Por qué los autónomos con menos experiencia ganan más dinero que tú (y cómo solucionarlo)

Publicado: 2020-01-21

Hay un mito flotando en el mundo del trabajo independiente que quiero acabar ahora mismo.

La mayoría de los autónomos creen que cuanto mejor sean en su oficio, más les pagarán los clientes que los contraten. A primera vista, parece tener sentido: cuanto mejor eres, más puedes cobrar, ¿verdad?

Y si bien eso puede ser cierto para algunos, mis 10 años de trabajo con trabajadores independientes me han enseñado que es atípico. Ser mejor en tu oficio no significa necesariamente que ganarás más dinero como trabajador independiente.

(¡Lo siento!)

En realidad, hay un gran porcentaje de freelancers extremadamente talentosos que simplemente no reciben el pago que merecen. Lo que es peor, a muchos de esos mismos trabajadores independientes de primer nivel en realidad se les paga menos que a su competencia no calificada.

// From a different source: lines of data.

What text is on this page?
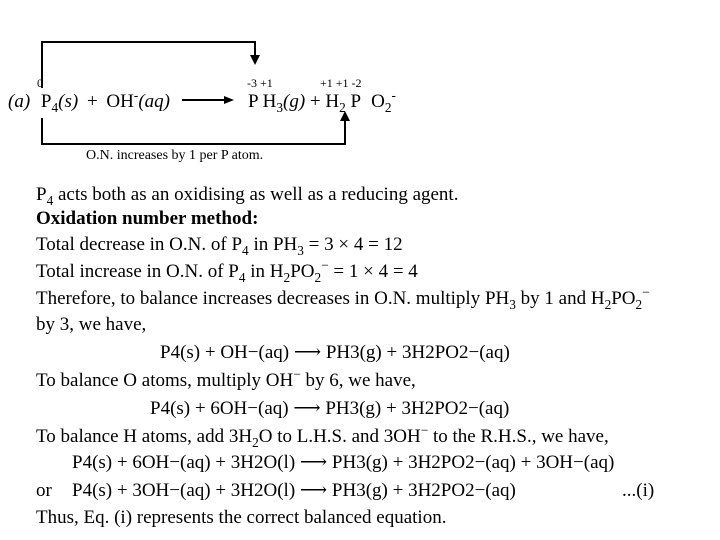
0	-3 +1	+1 +1 -2
(a) $P_4(s) + OH^-(aq)$	P $H_3(g) + H_2$ P $O_2^-$
O.N. increases by 1 per P atom.
$P_4$ acts both as an oxidising as well as a reducing agent.
Oxidation number method:
Total decrease in O.N. of $P_4$ in $PH_3 = 3 \times 4 = 12$
Total increase in O.N. of $P_4$ in $H_2PO_2^- = 1 \times 4 = 4$
Therefore, to balance increases decreases in O.N. multiply $PH_3$ by 1 and $H_2PO_2^-$
by 3, we have,
P4(s) + OH−(aq) ⟶ PH3(g) + 3H2PO2−(aq)
To balance O atoms, multiply OH− by 6, we have,
P4(s) + 6OH−(aq) ⟶ PH3(g) + 3H2PO2−(aq)
To balance H atoms, add $3H_2O$ to L.H.S. and 3OH− to the R.H.S., we have,
P4(s) + 6OH−(aq) + 3H2O(l) ⟶ PH3(g) + 3H2PO2−(aq) + 3OH−(aq)
or P4(s) + 3OH−(aq) + 3H2O(l) ⟶ PH3(g) + 3H2PO2−(aq)	...(i)
Thus, Eq. (i) represents the correct balanced equation.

Si sientes que has visto a freelancers que tienen menos experiencia que tú ganando más dinero que tú, no estás solo. Así que hoy, me gustaría compartir lo que me ha enseñado una década de entrenar a trabajadores independientes sobre cuáles ganan buen dinero y cuáles simplemente “se las arreglan”.


¿Eres un experto?

En el clásico libro de trabajo por cuenta propia de Michael Gerber, The E-Myth Revisited , llega directamente al núcleo de por qué creo que tantos trabajadores independientes luchan.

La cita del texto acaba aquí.